The Catfisher

It’s taken me a while to figure out how to write this. As a writer, I’m used to writing about things that are personal but don’t make me vulnerable. The story I’m going to tell will leave me open to criticism, hatred, and whatever else there is out there waiting for me but I have to do this. I need to do this. 

Over the past few months I’ve been struggling to accept who I am, a lesbian. It’s been a long process but it was something that I hid. I didn’t hide it because I was afraid of what my friends would say or what the world would think but because I feared I wouldn’t be accepted by my family but that’s a different story for another time. I tell you this to say that my way of running from the fear was by creating a fake identity online. Why? Simple, I could go there and forget about my fears and forget that I was a coward. My personality could shine without the whole world knowing including my family. I’ve always been a strong person but when it came to being me? Not so much. Even around my family I’ve held parts of who I am back. Now? I just wanna be me. 

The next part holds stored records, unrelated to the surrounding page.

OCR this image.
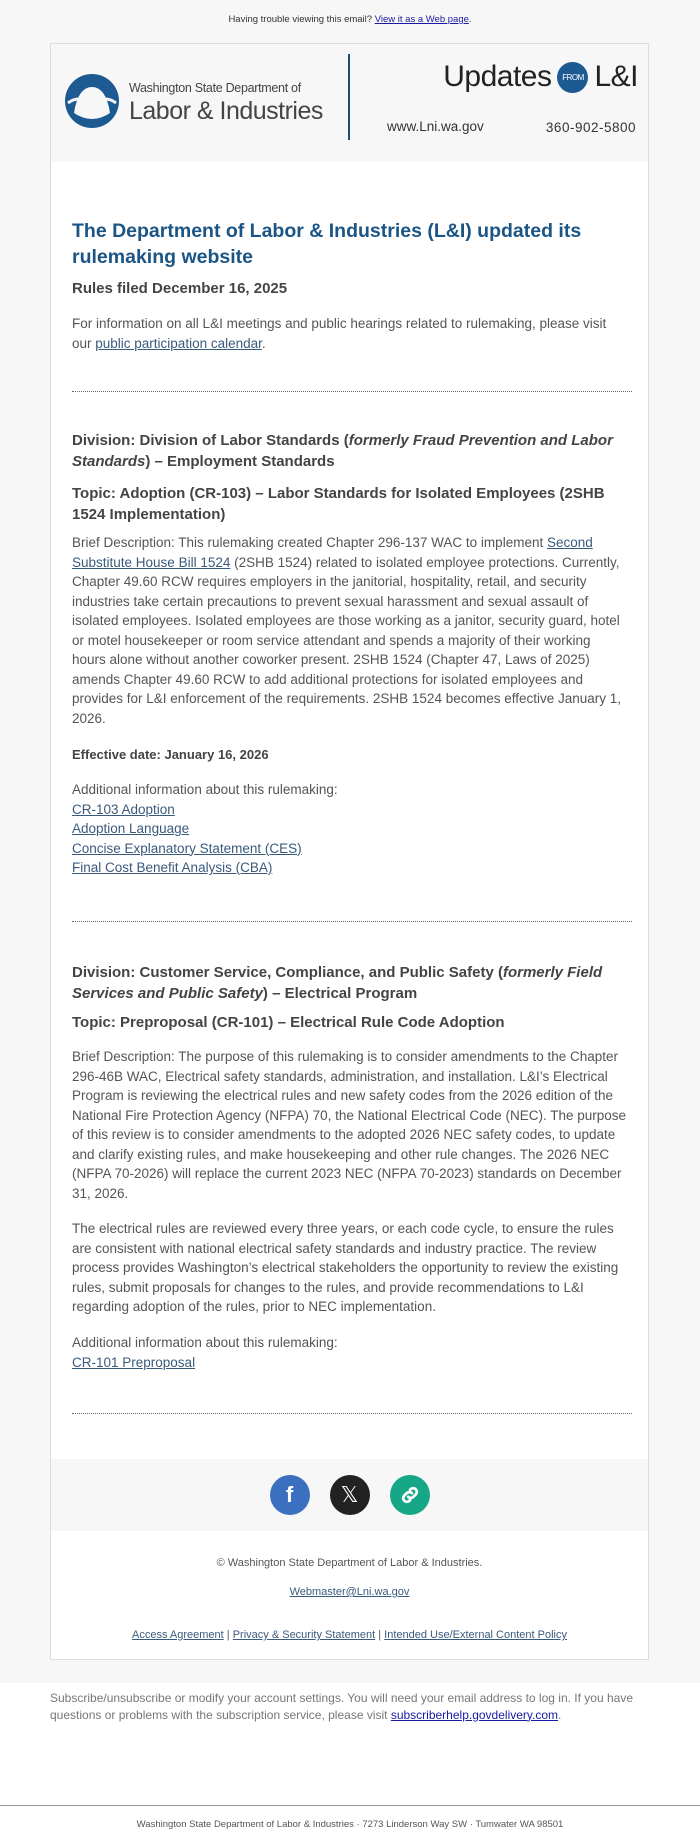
Having trouble viewing this email? View it as a Web page.
Washington State Department of
Labor & Industries
Updates	FROM L&I
www.Lni.wa.gov	360-902-5800
The Department of Labor & Industries (L&I) updated its rulemaking website
Rules filed December 16, 2025

For information on all L&I meetings and public hearings related to rulemaking, please visit our public participation calendar.

Division: Division of Labor Standards (formerly Fraud Prevention and Labor Standards) – Employment Standards
Topic: Adoption (CR-103) – Labor Standards for Isolated Employees (2SHB 1524 Implementation)

Brief Description: This rulemaking created Chapter 296-137 WAC to implement Second Substitute House Bill 1524 (2SHB 1524) related to isolated employee protections. Currently, Chapter 49.60 RCW requires employers in the janitorial, hospitality, retail, and security industries take certain precautions to prevent sexual harassment and sexual assault of isolated employees. Isolated employees are those working as a janitor, security guard, hotel or motel housekeeper or room service attendant and spends a majority of their working hours alone without another coworker present. 2SHB 1524 (Chapter 47, Laws of 2025) amends Chapter 49.60 RCW to add additional protections for isolated employees and provides for L&I enforcement of the requirements. 2SHB 1524 becomes effective January 1, 2026.

Effective date: January 16, 2026

Additional information about this rulemaking:
CR-103 Adoption
Adoption Language
Concise Explanatory Statement (CES)
Final Cost Benefit Analysis (CBA)
Division: Customer Service, Compliance, and Public Safety (formerly Field Services and Public Safety) – Electrical Program
Topic: Preproposal (CR-101) – Electrical Rule Code Adoption

Brief Description: The purpose of this rulemaking is to consider amendments to the Chapter 296-46B WAC, Electrical safety standards, administration, and installation. L&I’s Electrical Program is reviewing the electrical rules and new safety codes from the 2026 edition of the National Fire Protection Agency (NFPA) 70, the National Electrical Code (NEC). The purpose of this review is to consider amendments to the adopted 2026 NEC safety codes, to update and clarify existing rules, and make housekeeping and other rule changes. The 2026 NEC (NFPA 70-2026) will replace the current 2023 NEC (NFPA 70-2023) standards on December 31, 2026.

The electrical rules are reviewed every three years, or each code cycle, to ensure the rules are consistent with national electrical safety standards and industry practice. The review process provides Washington’s electrical stakeholders the opportunity to review the existing rules, submit proposals for changes to the rules, and provide recommendations to L&I regarding adoption of the rules, prior to NEC implementation.

Additional information about this rulemaking:
CR-101 Preproposal
f	𝕏
© Washington State Department of Labor & Industries.
Webmaster@Lni.wa.gov
Access Agreement | Privacy & Security Statement | Intended Use/External Content Policy
Subscribe/unsubscribe or modify your account settings. You will need your email address to log in. If you have questions or problems with the subscription service, please visit subscriberhelp.govdelivery.com.
Washington State Department of Labor & Industries · 7273 Linderson Way SW · Tumwater WA 98501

Anyways, a little over a week ago I was at a friend’s show that was taking place in a gay club. A little tipsy, I walked outside to have a cigarette. Next to me sat a group of three girls but only one caught my eye. She was beautiful and you could tell she was probably an amazing person. I wanted to talk to her but who was I to step into a conversation with three people I didn’t know? So I sat there and puffed on my cigarette until one of my friends came to join me. Now this friend? He was confident and outspoken. He somehow managed to find a way into their circle and of course I had to join him but I found myself avoiding “her” eyes. I don’t know why but I just couldn’t speak so I hatched up a plan to buy her a drink and send it to her when we went back inside but my other friend was about to perform and she left before I had the opportunity. I kicked myself for not doing anything but that night as I was browsing through HER or Tinder (I can’t remember which one), there she was. It was my real profile, so I swiped right in hopes that she would remember me and give me the opportunity to get to know her. I waited and waited but there was nothing. I found this girl so intriguing that I couldn’t stop thinking about her. 

A few hours later I had switched to my alter ego (which is now deleted forever) and guess who pops up in my inbox? Her. I instantly responded thinking that she never liked the real version of me. We talked and I found myself growing more and more interesting in her. She was someone I could see asking out but I realized that if I wasn’t myself then it wouldn’t work so slowly I told her and being too afraid to read her response, I deleted the profile. I wanted to make it up to her but no matter what she ignored me. 

She had and has every right to. Not only was I a coward, I had broken her trust even though I didn’t know she was starting to trust me. All I wanted to do was make it up to her but I realized that I couldn’t. 
This whole experience has forced me to:

  1.  Accept that I am indeed a lesbian and it’s okay
  2. Learn that being yourself is what really matters
  3. Consider the feelings of the people we meet online. Whether fake or not. 

I don’t know if she’ll ever reach out to me. If I could go back in time I would approach her at the bar, buy her a drink, and show her the real me. If she ever decides to reach out I know that I would treat her with respect, never lie to her again, treat her like a queen, and work my ass off to earn her trust back. I find myself thinking about here every single day. Yeah, I know I sound stupid but it’s the truth. 
Moral of the story: Don’t be afraid to be yourself. Catfishing hurts more than just you. Whatever issues we have it’s up to us to deal with them so that hopefully one day we’ll be comfortable in our own skin.